Tenía 14 años cuando visité la Clínica de los Remedios por primera vez. Me llevó mi madre porque empezaba a sufrir de síntomas del colon, que me han acompañado durante los siguientes 70 años. Me atendió el inolvidable Ives Chatain, médico integral, gran cirujano y educador quien años después se convertiría en mi estrictísimo Profesor de Anatomía en la Universidad del Valle.
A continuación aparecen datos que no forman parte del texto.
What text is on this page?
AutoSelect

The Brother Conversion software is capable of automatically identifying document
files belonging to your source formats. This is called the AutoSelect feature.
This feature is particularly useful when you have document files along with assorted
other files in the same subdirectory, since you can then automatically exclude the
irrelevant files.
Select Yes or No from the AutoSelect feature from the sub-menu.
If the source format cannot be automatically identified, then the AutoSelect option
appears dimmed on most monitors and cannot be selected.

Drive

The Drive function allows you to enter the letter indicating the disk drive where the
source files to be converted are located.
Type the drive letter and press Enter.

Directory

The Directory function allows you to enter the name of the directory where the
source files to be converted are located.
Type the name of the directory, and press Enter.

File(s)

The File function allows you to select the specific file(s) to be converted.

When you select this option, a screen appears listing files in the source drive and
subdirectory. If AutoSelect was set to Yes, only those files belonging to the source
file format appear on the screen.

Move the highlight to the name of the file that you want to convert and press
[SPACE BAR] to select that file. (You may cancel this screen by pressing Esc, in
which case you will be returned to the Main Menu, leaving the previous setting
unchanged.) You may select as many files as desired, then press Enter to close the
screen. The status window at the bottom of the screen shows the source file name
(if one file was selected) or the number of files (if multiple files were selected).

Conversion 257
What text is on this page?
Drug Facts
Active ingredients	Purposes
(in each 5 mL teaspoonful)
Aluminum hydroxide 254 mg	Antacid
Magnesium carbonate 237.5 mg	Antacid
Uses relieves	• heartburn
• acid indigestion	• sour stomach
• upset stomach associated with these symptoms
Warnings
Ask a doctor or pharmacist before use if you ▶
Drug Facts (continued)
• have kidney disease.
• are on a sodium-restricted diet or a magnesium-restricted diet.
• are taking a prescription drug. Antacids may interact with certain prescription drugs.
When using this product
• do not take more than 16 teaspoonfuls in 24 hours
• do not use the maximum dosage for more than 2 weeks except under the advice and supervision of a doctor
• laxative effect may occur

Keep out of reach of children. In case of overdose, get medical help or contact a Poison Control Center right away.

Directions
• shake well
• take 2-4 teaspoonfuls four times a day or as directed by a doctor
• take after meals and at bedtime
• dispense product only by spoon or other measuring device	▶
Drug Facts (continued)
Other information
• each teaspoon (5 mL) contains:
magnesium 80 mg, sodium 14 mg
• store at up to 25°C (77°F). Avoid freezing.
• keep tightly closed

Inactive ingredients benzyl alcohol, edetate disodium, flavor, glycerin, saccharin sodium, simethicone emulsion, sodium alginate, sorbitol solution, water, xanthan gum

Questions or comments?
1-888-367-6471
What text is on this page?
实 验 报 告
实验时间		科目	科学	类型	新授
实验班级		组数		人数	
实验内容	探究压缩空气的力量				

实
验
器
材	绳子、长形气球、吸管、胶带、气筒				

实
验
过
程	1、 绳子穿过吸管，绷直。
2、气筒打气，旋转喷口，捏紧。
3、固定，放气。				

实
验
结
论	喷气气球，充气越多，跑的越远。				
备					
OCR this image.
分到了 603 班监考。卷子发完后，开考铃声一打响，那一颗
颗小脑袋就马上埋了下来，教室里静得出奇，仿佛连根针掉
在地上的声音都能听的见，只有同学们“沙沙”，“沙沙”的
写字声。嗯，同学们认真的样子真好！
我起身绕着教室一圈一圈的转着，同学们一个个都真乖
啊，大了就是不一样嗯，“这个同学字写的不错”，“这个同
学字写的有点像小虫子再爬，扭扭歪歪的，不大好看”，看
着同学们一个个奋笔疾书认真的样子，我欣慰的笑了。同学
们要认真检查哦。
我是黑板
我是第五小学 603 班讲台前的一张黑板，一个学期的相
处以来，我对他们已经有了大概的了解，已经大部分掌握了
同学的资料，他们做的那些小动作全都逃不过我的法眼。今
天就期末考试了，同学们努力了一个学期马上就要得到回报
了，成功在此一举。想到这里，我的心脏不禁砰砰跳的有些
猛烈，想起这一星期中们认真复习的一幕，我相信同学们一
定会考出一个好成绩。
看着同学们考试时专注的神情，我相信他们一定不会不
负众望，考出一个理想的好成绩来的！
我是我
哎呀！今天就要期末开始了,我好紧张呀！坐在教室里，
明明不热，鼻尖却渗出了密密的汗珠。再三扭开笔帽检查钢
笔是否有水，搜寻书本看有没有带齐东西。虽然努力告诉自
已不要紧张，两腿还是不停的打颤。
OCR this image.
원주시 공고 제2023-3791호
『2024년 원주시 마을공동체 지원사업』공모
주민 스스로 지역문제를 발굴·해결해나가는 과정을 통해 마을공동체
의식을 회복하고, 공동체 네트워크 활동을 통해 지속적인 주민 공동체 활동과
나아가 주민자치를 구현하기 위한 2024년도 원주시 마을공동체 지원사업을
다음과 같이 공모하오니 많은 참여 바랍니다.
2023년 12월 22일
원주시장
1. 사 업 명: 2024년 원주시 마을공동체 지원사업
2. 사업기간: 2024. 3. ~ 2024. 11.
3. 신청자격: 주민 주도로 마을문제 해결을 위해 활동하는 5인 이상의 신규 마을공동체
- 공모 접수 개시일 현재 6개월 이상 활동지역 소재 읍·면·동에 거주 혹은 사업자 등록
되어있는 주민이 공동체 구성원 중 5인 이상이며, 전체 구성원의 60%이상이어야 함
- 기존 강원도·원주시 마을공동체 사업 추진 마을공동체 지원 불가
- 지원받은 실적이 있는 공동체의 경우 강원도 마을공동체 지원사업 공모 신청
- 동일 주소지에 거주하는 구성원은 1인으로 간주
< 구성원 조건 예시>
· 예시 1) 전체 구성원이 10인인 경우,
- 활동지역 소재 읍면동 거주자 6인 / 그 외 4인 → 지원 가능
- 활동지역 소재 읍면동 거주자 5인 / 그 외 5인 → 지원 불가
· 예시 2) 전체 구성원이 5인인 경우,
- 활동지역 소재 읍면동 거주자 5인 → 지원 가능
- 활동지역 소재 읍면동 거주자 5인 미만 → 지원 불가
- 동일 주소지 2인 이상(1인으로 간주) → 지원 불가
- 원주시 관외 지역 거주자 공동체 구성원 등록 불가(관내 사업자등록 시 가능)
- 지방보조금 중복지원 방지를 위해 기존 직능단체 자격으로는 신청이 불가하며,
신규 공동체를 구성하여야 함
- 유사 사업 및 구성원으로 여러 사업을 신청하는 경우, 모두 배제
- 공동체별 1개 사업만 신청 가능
Él fue quien me dio las primeras recomendaciones para mis malestares digestivos. Espero que la tenacidad de esos síntomas que aparecen de tiempo en tiempo a pesar de la sapiencia de mis médicos y que son una clara demostración de la terquedad de ciertas dolencias, me haya asegurado, por lo menos, el purgatorio.

La segunda vez que acudí a la clínica de las Religiosas de Gerona fue hace 23 años cuando acompañé a mi padre a bien morir.

La tercera fue la semana pasada a raíz de una hepatitis aguda de Adriana, mi hija. Llegué a la clínica porque estaba de turno Raúl Corral magnífico infectólogo y ser humano acompañado de un personal médico y de enfermería compasivo y muy profesional. Mi hija por fortuna está en un proceso de recuperación.

La hepatitis A, que en Cali muestra por estos días la aparición de muchos casos, se transmite por alimentos contaminados e insuficientemente cocinados, un pobre lavado de manos, contacto con personas infectadas, crustáceos y pescados crudo, etcétera. Cualquier persona puede infectarse si no tiene los cuidados necesarios.

La hepatitis A es tremendamente contagiosa y produce síntomas muy molestos que se parecen en un comienzo a los de cualquier gripa. Por esa razón los médicos nos despistamos: Malestar general, decaimiento, fiebre, molestias digestivas (dolor abdominal, náusea), inapetencia, cefaleas y una multitud de otros síntomas de todos los sistemas orgánicos. Es una enfermedad que pone en riesgo la vida si no se hacen intervenciones oportunas y se confunde con el dengue, el Covid, otras virosis, paludismo, y muchas enfermedades tropicales tan comunes en nuestra región:

Esta confusión diagnóstica retrasa las intervenciones terapéuticas y ensombrece el pronóstico. Los exámenes de rutina muestran una linfocitosis que falsamente “confirma” el diagnóstico de una virosis. El paciente, mal diagnosticado, se somete al manejo habitual: reposo y acetaminofeno (pésimo en estos casos). Y el hígado se sigue inflamando en silencio hasta que un buen día la orina oscura, las heces blancas, y el estado general grave finalmente alertan a los médicos. Se realizan pruebas hepáticas y se aclara el cuadro. Sólo entonces se inicia el tratamiento que ya para ese momento requiere hospitalización.

Escribo esta nota para recomendar a mis amables lectores que si tienen un cuadro similar al descrito, sugieran a su médico la posibilidad de estar sufriendo de una hepatitis y acudan a sus EPS o a la Cruz Roja, para determinar los niveles de antígenos o anticuerpos contra los virus de hepatitis A, B y C, y procedan a vacunarse.

El hígado es un órgano muy noble y se recupera de las más grandes injurias. Una de ellas es el virus de la hepatitis. Pero hay que estar atento a las señales, informarse y actuar con prontitud, pues como le escuché tantas veces decir a mi padre: la gente se muere más por falta de información que por falta de medicamentos.